Philosophical Counselling is for you if…
The world isn’t making sense.
You feel locked into a trajectory not of your choosing.
You worry about the future.
You feel there is a disconnect between what you value and how you act.
You are unsure what it is you truly value.
You don’t know which beliefs are yours or simply the beliefs you have inherited.
Somatic Therapy is for you if…
You feel overwhelmed, dysregulated or always on edge.
You feel emotionally distant, numb or disconnected.
You experience anxiety, chronic pain, fatigue or other mindbody (psychophysiological) symptoms.
You have low self-esteem.
Your internal dialogue is filled with pressure, criticism and negativity.
You obsess about your looks, always trying to present yourself perfectly.
Your self-worth depends on external validation or status recognition.
What is philosophical counselling?
Philosophical counselling is special kind of conversation where two (or more) parties engage in a healthy, respectful and deliberately challenging back and forth.
The counsellor invites you to explore the biggest and perhaps most powerful ideas in your life; what is reality? How does the world really work? What is knowledge? What do I value? How should I act? What really makes me me?
Through this process, a more critical, reflective and coherent picture can emerge that supports your everyday; is this the right job for me? Should I really move countries? How do I actually want to spend my free time? Should I go back and study? How can I best support my kids in navigating the unique difficulties of modern life?
How does somatic therapy differ from psychotherapy?
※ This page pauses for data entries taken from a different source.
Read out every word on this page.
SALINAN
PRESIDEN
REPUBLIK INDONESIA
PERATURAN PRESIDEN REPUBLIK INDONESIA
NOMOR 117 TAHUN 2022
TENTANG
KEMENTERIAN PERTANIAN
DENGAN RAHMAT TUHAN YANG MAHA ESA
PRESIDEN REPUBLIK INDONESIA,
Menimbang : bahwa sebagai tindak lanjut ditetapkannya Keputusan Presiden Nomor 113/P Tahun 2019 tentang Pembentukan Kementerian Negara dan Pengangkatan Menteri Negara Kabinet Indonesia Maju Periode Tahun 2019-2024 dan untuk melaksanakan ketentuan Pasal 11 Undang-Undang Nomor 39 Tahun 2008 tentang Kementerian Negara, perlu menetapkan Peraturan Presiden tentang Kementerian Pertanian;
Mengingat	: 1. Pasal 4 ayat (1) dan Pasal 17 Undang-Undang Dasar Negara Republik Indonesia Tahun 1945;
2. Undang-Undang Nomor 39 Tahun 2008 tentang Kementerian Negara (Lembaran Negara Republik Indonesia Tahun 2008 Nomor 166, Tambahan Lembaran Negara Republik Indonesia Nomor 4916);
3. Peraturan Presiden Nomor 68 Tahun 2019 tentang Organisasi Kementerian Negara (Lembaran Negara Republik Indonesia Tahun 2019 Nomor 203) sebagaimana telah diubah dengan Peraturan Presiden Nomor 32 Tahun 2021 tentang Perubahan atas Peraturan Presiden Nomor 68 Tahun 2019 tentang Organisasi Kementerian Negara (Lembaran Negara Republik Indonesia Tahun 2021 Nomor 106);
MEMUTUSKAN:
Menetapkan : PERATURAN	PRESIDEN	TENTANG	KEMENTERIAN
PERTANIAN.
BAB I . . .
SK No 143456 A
The main difference between the various forms of psychotherapy and somatic therapy is that psychotherapy is a top down approach, whereas somatic therapy is a bottom up approach. This means that psychotherapy works predominantly with the mind; verbally expressing and processing to better understand and evolve past, present and future psychological dynamics. Somatic therapy works predominately with the body; creating safe conditions for a person to go towards difficult sensations, emotions, or memories. Through effective, evidence-based techniques, professional guidance and co-regulation, the necessary conditions for the body are created. Through this, suppressed emotions can be released, traumatic events can be processed, and fragmented or abandoned ‘parts’ of the psyche can be integrated.
Whole-of-organism, process relational
This is a theoretical paradigm that takes the basic nature of the world to be that of relational process: that is, it understands the basic constituents of the world to be events of encounter, acts or moments of experience that are woven together to constitute the processes by which all things occur, unfold, and evolve. Understanding ourselves and our relations with the world around us in this way, it is argued, can help us unwind ourselves from out of a set of dualisms that have ensnared modern thought over the last few centuries. In contrast to materialist, idealist, dualist, and other perspectives that have dominated modern western philosophy, a process-relational perspective more explicitly recognises the dynamic, complex, systemic, and evolving nature of reality.
Welcome to ioēs
We decided to established ioēs because we saw, so clearly, the impact the two disciplines we practiced were having on our lives and on the lives of the people we were supporting through our individual practice. However, neither approach individually seemed capable of engaging with the whole-of-organism, process-relational philosophy that grounds our practice.
For example, somatic therapy helps people heal emotional wounds, build the capacity to meet life’s difficulties, and exercise greater freedom. Whereas philosophical counselling helps clarify values, clearly articulate a life purpose, and develop coherent strategies for living a truly meaningful existence. Philosophical counselling cannot support the re-organisation of the nervous system. Somatic therapy can. Somatic therapy doesn’t clarify meaning, purpose and values that can be acted up. Philosophical counselling does. Together, we believe these approaches can help people navigate life’s beauty and difficulty with patience, kindness, courage, resilience and coherence.
That’s exactly what this has done for us.